An artificial neural network (AI) designed by an international team involving UCL can translate raw data from brain activity, paving the way for new discoveries and a closer integration between technology and the brain.
The study published today in eLife, co-led by the Kavli Institute for Systems Neuroscience in Trondheim and the Max Planck Institute for Human Cognitive and Brain Sciences Leipzig and funded by Wellcome and the European Research Council, shows that a convolutional neural network, a specific type of deep learning algorithm, is able to decode many different behaviors and stimuli from a wide variety of brain regions in different species, including humans.
Lead researcher Markus Frey (Kavli Institute for Systems Neuroscience), said, “Neuroscientists have been able to record larger and larger datasets from the brain but understanding the information contained in that data—reading the neural code—is still a hard problem. In most cases we don’t know what messages are being transmitted.
“We wanted to develop an automatic method to analyze raw neural data of many different types, circumventing the need to manually decipher them.”
They tested the network, called DeepInsight, on neural signals from rats exploring an open arena and found it was able to precisely predict the position, head direction, and running speed of the animals. Even without manual processing, the results were more accurate than those obtained with conventional analyses.
Senior author Professor Caswell Barry (UCL Cell & Developmental Biology), said, “Existing methods miss a lot of potential information in neural recordings because we can only decode the elements that we already understand. Our network is able to access much more of the neural code and in doing so teaches us to read some of those other elements.

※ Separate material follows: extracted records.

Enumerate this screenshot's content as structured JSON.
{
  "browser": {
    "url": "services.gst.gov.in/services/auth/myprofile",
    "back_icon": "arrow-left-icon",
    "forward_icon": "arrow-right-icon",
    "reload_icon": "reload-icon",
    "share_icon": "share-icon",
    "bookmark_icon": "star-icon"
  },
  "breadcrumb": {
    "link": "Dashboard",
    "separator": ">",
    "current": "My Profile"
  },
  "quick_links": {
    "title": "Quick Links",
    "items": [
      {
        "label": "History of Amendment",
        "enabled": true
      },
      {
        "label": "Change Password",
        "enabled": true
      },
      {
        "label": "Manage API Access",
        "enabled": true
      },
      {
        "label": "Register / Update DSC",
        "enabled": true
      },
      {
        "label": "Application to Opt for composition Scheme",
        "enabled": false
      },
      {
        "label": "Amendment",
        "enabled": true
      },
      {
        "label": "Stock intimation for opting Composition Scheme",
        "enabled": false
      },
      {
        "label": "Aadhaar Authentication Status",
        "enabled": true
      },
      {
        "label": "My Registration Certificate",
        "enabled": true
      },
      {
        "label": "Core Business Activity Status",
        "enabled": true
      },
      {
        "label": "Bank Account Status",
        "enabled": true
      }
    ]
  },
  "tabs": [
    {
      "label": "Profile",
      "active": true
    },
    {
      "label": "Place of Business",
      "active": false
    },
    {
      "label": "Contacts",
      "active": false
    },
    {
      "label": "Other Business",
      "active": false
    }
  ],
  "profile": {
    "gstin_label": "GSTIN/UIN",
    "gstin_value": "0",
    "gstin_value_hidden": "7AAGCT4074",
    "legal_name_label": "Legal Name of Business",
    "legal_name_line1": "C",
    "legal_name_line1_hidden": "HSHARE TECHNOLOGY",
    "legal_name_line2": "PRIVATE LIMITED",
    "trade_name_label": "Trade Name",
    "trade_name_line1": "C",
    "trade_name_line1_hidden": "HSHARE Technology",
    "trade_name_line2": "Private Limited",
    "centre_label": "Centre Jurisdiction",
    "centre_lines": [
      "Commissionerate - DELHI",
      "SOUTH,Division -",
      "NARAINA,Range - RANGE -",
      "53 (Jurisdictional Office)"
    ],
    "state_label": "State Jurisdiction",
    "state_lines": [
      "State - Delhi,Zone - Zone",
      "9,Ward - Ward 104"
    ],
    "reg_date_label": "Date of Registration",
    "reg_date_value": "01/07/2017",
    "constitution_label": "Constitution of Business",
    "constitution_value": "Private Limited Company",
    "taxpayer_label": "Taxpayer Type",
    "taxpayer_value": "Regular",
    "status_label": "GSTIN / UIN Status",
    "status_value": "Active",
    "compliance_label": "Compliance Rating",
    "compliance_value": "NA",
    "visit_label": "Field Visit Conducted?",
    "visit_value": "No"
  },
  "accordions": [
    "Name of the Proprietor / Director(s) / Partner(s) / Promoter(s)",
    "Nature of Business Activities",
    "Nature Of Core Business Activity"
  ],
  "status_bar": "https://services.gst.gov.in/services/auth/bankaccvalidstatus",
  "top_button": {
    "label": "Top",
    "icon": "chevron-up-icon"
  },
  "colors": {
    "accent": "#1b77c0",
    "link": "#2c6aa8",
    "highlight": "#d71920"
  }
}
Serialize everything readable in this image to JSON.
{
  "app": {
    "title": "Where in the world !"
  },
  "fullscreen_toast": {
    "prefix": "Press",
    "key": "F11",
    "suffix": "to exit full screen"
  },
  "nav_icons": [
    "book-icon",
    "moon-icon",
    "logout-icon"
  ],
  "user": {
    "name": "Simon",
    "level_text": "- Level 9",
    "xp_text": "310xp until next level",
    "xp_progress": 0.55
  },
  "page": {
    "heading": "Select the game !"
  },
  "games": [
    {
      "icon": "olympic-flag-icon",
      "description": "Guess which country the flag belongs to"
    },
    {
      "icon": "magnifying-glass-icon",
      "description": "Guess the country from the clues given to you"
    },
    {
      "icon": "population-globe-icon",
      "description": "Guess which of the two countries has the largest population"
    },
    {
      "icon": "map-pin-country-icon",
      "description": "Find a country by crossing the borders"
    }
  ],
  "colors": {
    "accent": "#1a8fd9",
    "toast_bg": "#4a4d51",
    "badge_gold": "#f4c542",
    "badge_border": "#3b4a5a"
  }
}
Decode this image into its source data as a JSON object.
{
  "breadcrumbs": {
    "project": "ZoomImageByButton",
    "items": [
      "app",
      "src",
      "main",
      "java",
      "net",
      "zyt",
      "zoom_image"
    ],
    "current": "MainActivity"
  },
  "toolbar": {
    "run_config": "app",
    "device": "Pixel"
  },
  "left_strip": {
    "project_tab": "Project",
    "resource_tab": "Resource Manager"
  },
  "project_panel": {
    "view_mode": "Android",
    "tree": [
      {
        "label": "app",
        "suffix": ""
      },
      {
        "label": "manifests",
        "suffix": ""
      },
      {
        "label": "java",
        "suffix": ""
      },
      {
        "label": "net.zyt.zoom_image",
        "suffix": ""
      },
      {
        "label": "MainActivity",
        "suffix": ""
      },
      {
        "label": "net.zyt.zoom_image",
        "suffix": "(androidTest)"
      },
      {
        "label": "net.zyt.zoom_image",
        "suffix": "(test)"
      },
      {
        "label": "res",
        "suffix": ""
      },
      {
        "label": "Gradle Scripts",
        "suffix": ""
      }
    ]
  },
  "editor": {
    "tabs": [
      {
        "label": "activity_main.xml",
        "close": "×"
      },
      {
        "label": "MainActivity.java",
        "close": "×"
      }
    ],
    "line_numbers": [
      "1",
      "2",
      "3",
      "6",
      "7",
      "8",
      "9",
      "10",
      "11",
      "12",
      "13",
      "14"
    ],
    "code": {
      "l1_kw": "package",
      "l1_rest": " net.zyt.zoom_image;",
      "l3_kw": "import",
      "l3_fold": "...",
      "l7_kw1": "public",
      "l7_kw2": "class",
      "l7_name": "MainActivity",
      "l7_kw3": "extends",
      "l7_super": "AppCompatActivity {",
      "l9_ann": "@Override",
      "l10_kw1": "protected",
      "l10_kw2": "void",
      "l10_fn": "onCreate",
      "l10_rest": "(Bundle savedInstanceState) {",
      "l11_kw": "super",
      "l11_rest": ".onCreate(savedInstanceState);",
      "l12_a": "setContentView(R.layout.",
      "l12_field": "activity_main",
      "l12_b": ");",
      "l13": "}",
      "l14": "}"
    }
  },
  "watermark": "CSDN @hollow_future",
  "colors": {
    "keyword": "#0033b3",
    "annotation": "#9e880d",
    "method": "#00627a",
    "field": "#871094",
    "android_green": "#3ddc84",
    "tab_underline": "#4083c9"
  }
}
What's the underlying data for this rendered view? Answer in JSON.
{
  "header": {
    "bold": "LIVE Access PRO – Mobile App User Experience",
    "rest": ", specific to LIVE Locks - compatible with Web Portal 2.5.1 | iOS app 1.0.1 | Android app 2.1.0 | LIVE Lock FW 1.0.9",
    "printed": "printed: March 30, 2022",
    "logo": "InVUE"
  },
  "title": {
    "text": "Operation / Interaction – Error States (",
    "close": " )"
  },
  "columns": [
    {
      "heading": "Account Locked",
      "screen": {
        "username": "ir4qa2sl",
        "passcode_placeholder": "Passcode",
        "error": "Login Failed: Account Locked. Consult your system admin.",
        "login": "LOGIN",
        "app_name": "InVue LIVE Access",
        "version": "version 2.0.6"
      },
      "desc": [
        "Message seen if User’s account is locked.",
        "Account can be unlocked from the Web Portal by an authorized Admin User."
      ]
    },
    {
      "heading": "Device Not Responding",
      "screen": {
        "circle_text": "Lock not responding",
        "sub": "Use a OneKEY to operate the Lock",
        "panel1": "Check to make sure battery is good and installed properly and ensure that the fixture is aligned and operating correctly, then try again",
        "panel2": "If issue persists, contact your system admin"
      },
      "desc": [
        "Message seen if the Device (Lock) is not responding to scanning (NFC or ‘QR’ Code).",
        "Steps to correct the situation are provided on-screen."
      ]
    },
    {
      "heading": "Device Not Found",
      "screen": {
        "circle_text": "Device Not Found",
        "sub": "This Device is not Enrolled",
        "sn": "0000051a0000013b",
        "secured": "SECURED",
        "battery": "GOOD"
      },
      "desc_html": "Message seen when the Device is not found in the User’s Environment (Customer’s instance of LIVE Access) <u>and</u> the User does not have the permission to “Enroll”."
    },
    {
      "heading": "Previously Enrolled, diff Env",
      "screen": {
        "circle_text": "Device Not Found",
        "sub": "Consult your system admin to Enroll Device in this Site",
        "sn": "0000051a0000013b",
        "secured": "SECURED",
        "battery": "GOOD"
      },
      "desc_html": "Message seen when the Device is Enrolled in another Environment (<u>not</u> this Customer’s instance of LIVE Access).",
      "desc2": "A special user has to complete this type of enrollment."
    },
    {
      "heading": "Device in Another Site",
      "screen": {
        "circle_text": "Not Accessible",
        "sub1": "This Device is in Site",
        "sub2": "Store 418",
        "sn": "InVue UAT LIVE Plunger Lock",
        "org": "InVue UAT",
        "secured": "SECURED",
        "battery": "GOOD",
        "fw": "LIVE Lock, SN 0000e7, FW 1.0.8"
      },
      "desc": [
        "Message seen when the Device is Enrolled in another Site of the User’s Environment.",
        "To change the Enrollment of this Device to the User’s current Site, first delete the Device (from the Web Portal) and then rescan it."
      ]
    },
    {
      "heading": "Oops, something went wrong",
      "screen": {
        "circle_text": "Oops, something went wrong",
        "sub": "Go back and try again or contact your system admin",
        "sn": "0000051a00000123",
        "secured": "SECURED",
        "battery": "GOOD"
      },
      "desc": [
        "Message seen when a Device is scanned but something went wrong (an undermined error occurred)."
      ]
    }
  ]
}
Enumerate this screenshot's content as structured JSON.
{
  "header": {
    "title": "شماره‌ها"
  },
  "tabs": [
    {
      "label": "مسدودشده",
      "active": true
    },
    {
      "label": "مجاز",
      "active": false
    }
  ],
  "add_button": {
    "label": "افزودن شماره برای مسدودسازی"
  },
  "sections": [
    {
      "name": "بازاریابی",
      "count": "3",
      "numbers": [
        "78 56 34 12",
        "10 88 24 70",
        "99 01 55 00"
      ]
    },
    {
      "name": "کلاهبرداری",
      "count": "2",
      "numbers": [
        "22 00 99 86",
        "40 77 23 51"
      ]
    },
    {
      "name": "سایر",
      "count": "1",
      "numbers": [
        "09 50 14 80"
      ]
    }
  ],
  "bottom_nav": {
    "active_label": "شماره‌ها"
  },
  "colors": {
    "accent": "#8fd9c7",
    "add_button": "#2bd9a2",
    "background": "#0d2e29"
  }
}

“We are able to decode neural data more accurately than before, but the real advance is that the network is not constrained by existing knowledge.”
The team found that their model was able to identify new aspects of the neural code, which they show by detecting a previously unrecognized representation of head direction, encoded by interneurons in a region of the hippocampus that is among the first to show functional defects in people with Alzheimer’s disease.